Inzwischen konnte Suunaat die Todeszeit Maeros auf die frühen Morgenstunden zwischen fünf und acht Uhr eingrenzen. Unter der Voraussetzung, dass Maero bald nach seinem Tod auf die Terrasse in Waldemarsudde gelegt worden war. Die Suche nach Tätern und Spuren in der Umgebung hatte bis jetzt nichts ergeben. Pers Stimme riss Kjell aus seinen Gedanken.

„Der Bärtige hat Maero erschlagen. Seine Fingerabdrücke sind auf dem Hammer. Und nur seine.“

„Warum sagst du das erst jetzt?“

„Na ja, ich wollte mir den Höhepunkt bis zum Schluss aufheben. Ist doch menschlich, oder?“

„Fügt sich ganz gut zu dem Vorfall in der Botschaft“, fand Barbro und zuckte mit den Schultern.

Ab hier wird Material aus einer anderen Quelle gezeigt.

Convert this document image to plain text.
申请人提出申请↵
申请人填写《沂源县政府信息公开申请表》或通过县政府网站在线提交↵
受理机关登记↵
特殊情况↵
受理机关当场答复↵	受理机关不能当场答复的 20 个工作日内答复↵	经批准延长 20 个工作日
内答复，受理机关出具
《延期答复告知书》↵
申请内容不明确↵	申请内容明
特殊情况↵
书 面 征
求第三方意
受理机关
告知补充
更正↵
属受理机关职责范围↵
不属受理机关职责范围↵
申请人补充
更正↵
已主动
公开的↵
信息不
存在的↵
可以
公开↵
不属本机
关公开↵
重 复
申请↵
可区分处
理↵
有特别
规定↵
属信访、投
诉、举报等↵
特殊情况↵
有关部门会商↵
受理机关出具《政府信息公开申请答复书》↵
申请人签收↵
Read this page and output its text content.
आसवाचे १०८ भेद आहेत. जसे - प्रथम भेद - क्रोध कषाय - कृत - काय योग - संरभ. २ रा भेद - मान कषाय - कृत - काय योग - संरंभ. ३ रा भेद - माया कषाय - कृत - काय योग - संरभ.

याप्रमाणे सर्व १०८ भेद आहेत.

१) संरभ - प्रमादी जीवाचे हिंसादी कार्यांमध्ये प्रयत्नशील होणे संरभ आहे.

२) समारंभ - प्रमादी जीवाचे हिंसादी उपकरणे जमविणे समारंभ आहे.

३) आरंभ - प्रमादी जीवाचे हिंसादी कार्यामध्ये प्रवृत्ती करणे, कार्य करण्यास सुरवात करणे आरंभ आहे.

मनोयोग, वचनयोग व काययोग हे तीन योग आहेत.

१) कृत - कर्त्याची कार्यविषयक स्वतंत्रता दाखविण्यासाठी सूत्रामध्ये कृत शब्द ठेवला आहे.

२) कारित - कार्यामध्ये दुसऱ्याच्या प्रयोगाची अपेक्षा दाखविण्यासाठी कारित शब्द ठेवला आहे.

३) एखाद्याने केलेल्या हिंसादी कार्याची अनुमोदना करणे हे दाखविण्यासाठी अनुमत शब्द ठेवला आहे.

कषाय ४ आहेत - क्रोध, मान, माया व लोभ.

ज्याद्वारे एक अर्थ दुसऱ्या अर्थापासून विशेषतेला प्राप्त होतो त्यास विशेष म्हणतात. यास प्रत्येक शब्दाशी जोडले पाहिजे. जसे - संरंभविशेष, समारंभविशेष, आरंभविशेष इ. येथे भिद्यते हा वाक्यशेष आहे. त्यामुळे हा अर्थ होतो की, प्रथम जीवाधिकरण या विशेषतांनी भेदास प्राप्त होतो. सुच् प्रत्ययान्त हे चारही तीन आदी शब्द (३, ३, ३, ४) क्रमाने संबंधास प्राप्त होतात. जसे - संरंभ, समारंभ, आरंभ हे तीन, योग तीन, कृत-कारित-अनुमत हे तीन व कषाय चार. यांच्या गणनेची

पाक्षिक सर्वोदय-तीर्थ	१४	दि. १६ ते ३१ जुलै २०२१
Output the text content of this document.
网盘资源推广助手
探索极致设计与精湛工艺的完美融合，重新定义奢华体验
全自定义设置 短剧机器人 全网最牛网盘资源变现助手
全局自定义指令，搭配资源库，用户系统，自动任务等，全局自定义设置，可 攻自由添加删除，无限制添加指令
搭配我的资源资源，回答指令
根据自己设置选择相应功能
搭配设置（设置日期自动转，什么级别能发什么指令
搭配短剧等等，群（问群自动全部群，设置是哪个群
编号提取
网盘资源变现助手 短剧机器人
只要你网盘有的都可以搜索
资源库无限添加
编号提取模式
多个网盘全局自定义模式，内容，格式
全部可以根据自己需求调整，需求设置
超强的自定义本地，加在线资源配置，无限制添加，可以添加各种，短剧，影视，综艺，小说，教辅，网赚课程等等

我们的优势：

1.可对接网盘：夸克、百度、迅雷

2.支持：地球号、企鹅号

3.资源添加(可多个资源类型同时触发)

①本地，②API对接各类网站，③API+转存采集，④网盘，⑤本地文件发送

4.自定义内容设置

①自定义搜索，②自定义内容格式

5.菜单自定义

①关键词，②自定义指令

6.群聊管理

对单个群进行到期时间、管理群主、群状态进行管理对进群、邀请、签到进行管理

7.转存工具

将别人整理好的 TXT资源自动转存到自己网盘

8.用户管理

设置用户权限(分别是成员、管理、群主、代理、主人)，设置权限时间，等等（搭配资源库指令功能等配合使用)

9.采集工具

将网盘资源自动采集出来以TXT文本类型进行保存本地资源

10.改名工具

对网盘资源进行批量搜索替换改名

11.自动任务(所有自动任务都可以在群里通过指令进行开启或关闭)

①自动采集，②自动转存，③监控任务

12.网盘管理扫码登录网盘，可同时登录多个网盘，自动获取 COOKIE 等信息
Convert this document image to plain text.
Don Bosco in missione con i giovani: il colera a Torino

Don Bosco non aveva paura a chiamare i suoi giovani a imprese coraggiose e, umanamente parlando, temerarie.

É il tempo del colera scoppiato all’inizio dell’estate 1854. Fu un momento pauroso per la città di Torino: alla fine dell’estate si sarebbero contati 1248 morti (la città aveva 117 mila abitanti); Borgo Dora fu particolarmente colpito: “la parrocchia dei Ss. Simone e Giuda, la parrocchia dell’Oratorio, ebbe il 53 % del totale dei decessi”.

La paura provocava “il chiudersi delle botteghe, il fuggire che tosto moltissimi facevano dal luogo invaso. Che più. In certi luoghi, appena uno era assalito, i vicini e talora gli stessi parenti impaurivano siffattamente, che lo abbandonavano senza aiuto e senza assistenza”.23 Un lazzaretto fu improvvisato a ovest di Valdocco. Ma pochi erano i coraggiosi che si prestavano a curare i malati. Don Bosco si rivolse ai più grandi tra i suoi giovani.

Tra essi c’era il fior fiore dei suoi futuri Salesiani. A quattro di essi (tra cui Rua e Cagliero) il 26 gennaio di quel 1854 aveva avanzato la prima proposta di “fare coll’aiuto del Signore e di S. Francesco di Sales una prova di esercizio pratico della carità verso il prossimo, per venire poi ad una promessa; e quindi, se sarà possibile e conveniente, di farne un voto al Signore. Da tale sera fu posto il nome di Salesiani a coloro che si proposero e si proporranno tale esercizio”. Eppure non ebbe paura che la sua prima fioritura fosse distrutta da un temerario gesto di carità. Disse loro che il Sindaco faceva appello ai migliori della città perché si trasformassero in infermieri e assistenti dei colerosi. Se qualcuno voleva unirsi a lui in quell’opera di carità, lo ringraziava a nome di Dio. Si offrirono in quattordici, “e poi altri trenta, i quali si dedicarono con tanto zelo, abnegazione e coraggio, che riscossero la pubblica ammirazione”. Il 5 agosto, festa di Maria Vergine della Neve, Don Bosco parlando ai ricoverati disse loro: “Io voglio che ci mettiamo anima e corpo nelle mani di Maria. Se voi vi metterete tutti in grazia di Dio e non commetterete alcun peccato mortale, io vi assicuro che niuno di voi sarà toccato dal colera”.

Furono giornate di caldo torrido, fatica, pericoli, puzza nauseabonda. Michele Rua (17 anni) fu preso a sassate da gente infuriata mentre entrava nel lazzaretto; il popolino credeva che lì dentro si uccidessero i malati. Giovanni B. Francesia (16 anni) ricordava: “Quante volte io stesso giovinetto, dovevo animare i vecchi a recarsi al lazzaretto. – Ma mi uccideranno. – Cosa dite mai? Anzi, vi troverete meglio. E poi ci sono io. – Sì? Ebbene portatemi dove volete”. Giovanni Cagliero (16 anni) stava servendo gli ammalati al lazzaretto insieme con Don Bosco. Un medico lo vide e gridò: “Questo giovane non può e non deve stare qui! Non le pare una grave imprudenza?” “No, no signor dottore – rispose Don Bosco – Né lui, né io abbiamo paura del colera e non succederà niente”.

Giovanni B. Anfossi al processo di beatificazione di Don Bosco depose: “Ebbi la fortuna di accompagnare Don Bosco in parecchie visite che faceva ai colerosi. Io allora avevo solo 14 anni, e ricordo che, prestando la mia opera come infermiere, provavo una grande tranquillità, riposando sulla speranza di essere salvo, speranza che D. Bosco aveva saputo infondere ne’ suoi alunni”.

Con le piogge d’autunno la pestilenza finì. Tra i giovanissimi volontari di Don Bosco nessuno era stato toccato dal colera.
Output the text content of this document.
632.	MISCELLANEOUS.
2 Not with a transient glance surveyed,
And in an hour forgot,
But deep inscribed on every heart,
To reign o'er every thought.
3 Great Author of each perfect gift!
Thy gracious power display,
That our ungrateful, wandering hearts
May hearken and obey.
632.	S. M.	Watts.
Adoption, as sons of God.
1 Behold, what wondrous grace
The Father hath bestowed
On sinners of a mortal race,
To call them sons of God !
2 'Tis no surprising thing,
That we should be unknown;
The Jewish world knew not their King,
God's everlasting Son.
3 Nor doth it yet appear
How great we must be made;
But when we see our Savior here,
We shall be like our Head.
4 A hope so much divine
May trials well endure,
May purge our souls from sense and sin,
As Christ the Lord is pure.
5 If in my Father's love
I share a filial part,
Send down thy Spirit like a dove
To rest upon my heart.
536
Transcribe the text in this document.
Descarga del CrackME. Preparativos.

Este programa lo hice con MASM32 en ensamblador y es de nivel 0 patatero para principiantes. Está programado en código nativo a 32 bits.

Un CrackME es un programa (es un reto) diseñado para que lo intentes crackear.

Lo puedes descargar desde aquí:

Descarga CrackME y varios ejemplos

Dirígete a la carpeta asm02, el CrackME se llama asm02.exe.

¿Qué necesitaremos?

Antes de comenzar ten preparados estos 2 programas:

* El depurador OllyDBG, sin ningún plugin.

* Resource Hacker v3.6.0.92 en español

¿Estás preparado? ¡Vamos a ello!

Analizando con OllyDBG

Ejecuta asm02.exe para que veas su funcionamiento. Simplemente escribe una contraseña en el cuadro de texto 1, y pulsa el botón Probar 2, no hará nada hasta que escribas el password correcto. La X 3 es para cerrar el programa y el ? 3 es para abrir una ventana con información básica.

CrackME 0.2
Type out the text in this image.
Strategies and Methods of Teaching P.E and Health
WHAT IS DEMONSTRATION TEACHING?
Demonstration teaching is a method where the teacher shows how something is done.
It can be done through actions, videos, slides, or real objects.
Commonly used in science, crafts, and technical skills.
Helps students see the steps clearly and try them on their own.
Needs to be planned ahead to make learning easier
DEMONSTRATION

Sofis Stuhl wippte mit einem dumpfen Knall nach vorn. „Fügt sich nicht! Charun hat zwar Maero umgebracht, aber nicht Fabia. Er war ja kurz nach dem Knall bei der Leiche und hat sie durchsucht.“

Henning räusperte sich. „Ich frage mich nur warum. Seine Fingerabdrücke waren ja auf dem Kuvert. Also hatte er es schon früher einmal in der Hand.“

„Er hat nicht nach dem Kuvert gesucht“, sagte Kjell. „Kannst du dich noch an Idas Idee erinnern? Charun und Vanth?“

Draußen klopfte jemand mit Wucht gegen die Glastür. Das konnte nur Tomas sein. Nachdem Barbro aufgesprungen und zur Tür gegangen war, erschien tatsächlich Tomas, doch ohne die übliche Jovialität.

„Ich komme gerade aus Rosenbad“, sagte er grußlos. „Die Regierung hat angeordnet, dass wir unsere Ermittlung einstellen.“

Alle schwiegen. Tomas nutzte die Stille, um sich einen Stuhl unter dem Tisch hervorzuziehen und Platz zu nehmen. Wahrscheinlich wollte er damit seine Solidarität demonstrieren.

„Ich kann nichts machen. Die Anordnung kommt direkt vom Staatsminister.“

„Warum denn ausgerechnet jetzt?“, jammerte Kjell. „Als Maero noch am Leben war, hätte ich es ja verstanden, wenn die Regierung Rücksicht auf Italien genommen hätte. Aber jetzt ist Maero tot.“

„Ich glaube nicht, dass die Rücksicht den Italienern gilt. Die sind nach wie vor sehr interessiert an der Auflösung, unabhängig von den möglichen Konsequenzen. Das kommt nicht von dort.“

„Vielleicht hat der Staatsminister sein Urteil ohne fremden Einfluss gefällt?“

Alle starrten Sofi an.

„Nein nein“, erklärte Tomas. „Soweit wollen wir nicht gehen! Sein Einblick in die Details reicht nicht. Er würde dieses Urteil nicht fällen, ohne sich vorher mit mir zu beraten. Normalerweise gebe ich eine Empfehlung ab, und in diesem Fall habe ich empfohlen, die Ermittlung ohne Rücksicht fortzuführen. Das ist bei heiklen Fällen immer am besten.“

Henning stand abrupt auf. „Also nimmt jemand Einfluss, den wir noch gar nicht auf der Rechnung haben?“

Tomas nickte mit ehrlicher Ratlosigkeit.